Dolores Ford has laid a hand on every single diploma issued to every Tulane University graduate during the last 30 years. So fond of her pre-commencement duties, Ford, a retiree who works part time in the Office of the Registrar, takes on full-time hours to tend to her "children" — referring to the thousands of diplomas that she organizes and proofreads each spring.
Dolores Ford is working hard on diplomas for the 2013 commencement ceremony on Saturday (May 18) in the Mercedes-Benz Superdome. (Photo by Paula Burch-Celentano)
“Last year, I proofed 6,000 diplomas,” says Ford. “And when I proof them, I check every single letter so it’s kind of tedious.”
Ford proofreads each diploma twice. She then meticulously rolls each Masters and PhD certificate, inserts it in a tube and labels it. Her other responsibilities include making sure the honors are correct, obtaining the president’s signature on the diplomas, organizing each diploma by school and alphabetizing them all.
For some, the work would be boring, but Ford says she loves everything about the monotonous process.
Rebecca Ancira, associate vice president for enrollment management in undergraduate admission, says the breadth of Ford's impact on the process could easily be understated, but the service she provides is a tremendous asset to commencement
preparation each year.
“Having Dolores here is reassuring because you know the diplomas will be right,” says Ancira. “She’s like a really good insurance policy, and I can’t imagine commencement without her.”

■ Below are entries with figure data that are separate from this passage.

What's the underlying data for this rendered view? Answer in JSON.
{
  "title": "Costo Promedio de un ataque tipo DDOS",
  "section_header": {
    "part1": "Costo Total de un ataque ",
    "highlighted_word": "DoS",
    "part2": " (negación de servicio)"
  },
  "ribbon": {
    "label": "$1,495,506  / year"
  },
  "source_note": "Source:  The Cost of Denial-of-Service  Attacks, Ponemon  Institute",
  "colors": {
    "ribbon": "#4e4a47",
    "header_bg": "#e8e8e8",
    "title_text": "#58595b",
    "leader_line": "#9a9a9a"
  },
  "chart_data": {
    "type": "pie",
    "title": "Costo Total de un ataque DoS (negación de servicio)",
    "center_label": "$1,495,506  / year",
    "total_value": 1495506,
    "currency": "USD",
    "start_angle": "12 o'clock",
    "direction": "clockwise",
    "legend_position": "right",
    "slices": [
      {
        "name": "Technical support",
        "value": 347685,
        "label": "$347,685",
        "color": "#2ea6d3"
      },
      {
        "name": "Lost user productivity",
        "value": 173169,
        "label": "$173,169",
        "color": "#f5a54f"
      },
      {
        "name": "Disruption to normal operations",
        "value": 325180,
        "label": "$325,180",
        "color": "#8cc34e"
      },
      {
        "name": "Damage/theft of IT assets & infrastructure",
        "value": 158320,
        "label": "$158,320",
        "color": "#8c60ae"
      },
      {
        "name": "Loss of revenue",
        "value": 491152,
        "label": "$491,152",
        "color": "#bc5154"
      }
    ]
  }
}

According to Ford, the process has really changed over the years. The biggest change this year has been that Tulane is now printing its own diplomas instead of ordering them.
Also, some students no longer receive diplomas on stage. They are given an empty folder as they walk across and receive the actual diploma backstage immediately following the ceremony.
Greg Thomson is a Tulane sophomore studying communication.